King Arthur: Legend of The Sword (2017): Legenda Arthurian dan Paman yang Serakah

Indeks Prestasi Keren: 6/10

Yakin pasti di antara kalian pernah denger nama King Arthur, atau Merlin, atau Lancelot, atau Ksatria Meja Bundar, kan? Pasti, sih, karena cerita King Arthur sendiri adalah cerita yang kesohor banget dari tanah Inggris dan udah banyak banget film dan serial yang nyeritain tentang King Arthur ini.

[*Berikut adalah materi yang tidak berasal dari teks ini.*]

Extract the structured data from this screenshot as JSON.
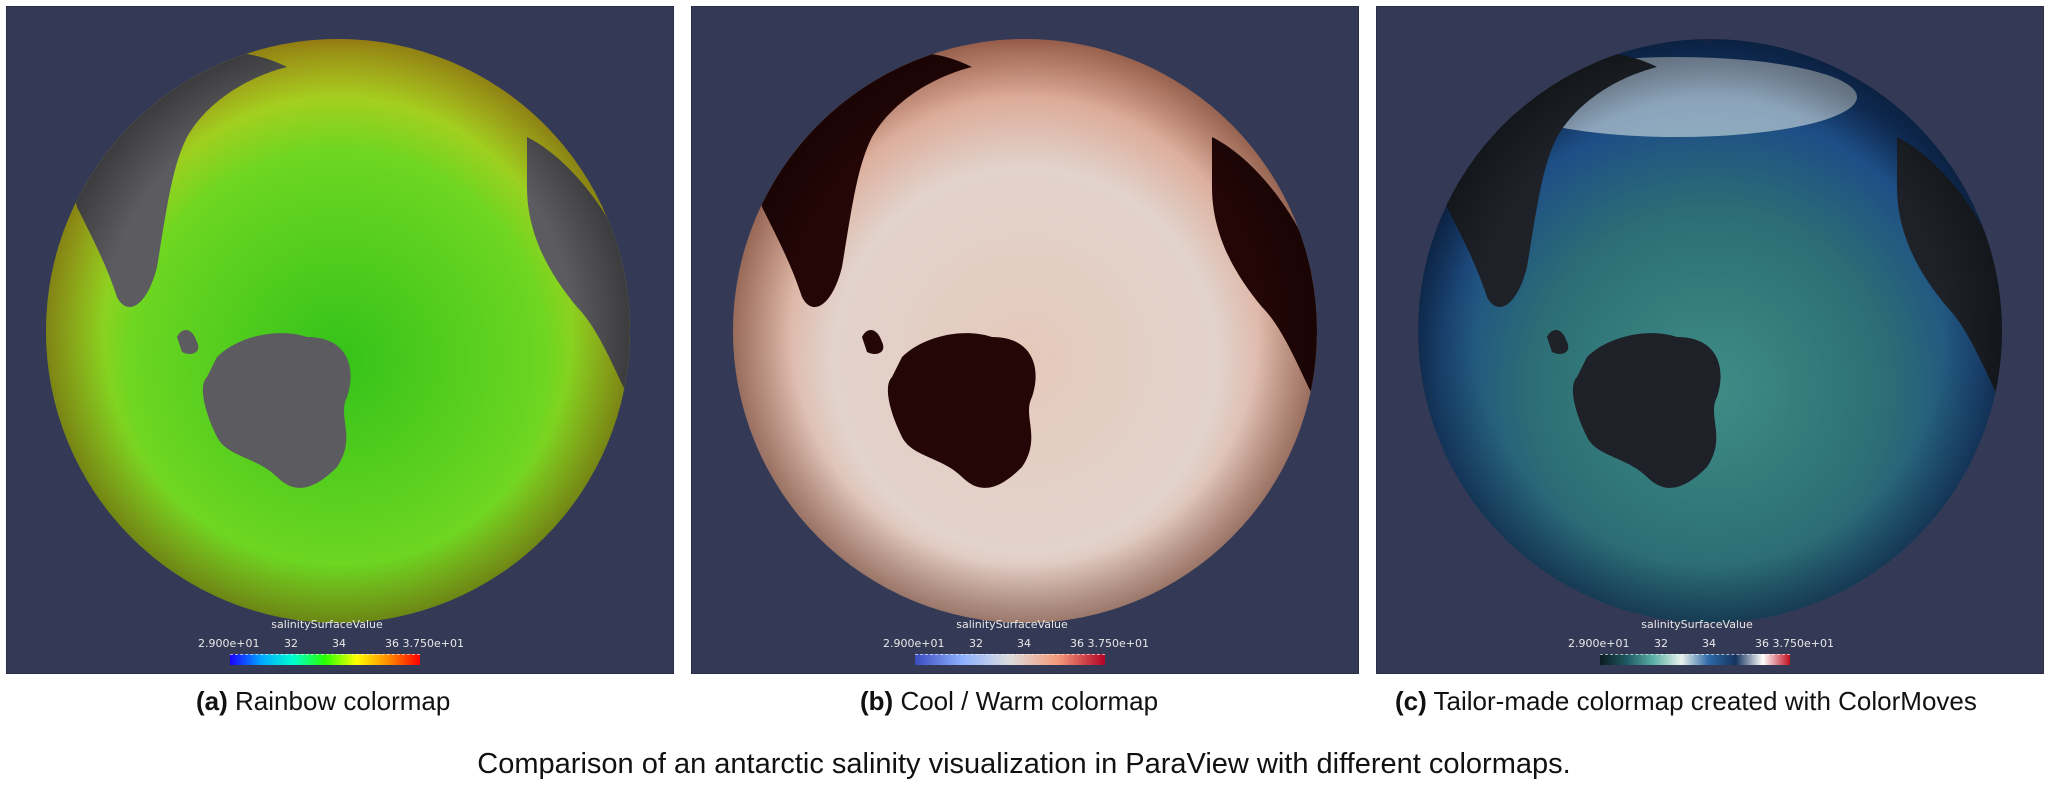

Film tentang King Arthur yang paling baru ini judulnya King Arthur: Legend of the Sword, disutradarain sama Guy Ritchie yang bikin film Sherlock Holmes itu lho. Makanya kenapa adegan action di film ini bisa keliatan seru banget mungkin karena itu spesialis beliau ya. Dokter kali ah spesialis. Hehe. Terus aktor-aktor yang ada di film ini nice, sih, kayak Charlie Hunnam yang jadi Arthur dan Jude Law yang jadi Vortigern.

Cerita filmnya itu tentang Arthur yang sengaja dikeluarin dari istana oleh ayahnya, Uther, yang berusaha nyelamatin dia dari keserakahan Vortigern yang iri dengan kekuasaan Uther. Akhirnya Arthur pun harus hidup merakyat di luar istana tanpa tahu kalo dia sebenernya adalah turunan raja. Karena Arthur nggak ada, akhirnya Vortigern alias si pamannya Arthur ini yang berkuasa. Sampai suatu hari orang-orang nemuin Pedang Excalibur yang menancap di batu. Pedang ini adalah pedang milik Uther, tapi pedangnya udah disumpah, jadi yang bisa nyabut cuma keturunan dari Uther aja alias harus Arthur yang nyabut. Sebat cabut, nggak ya? Sorry.

Menurut sihir jahat yang dipelajari Vortigern, ketentuan untuk mencapai kekuasaan yang hakiki adalah membunuh keturunan dari Uther. Jadi, dia harus nyari siapa orang yang bisa nyabut si Pedang Excalibur itu dari batu dan membunuhnya. Makanya dia ngumpulin semua laki-laki dari seluruh pelosok negeri yang kira-kira usianya sama dengan keponakannya itu untuk trial mencabut si Pedang Excalibur ini dari batu. Sampai akhirnya Arthur nggak sengaja ditemuin sama tentara dari kerajaan Vortigern dan dia pun jadi “ikutan” trial itu. Wah, tapi bukan semacam test drive mobil yang kayak di mall-mall itu ya, maaf.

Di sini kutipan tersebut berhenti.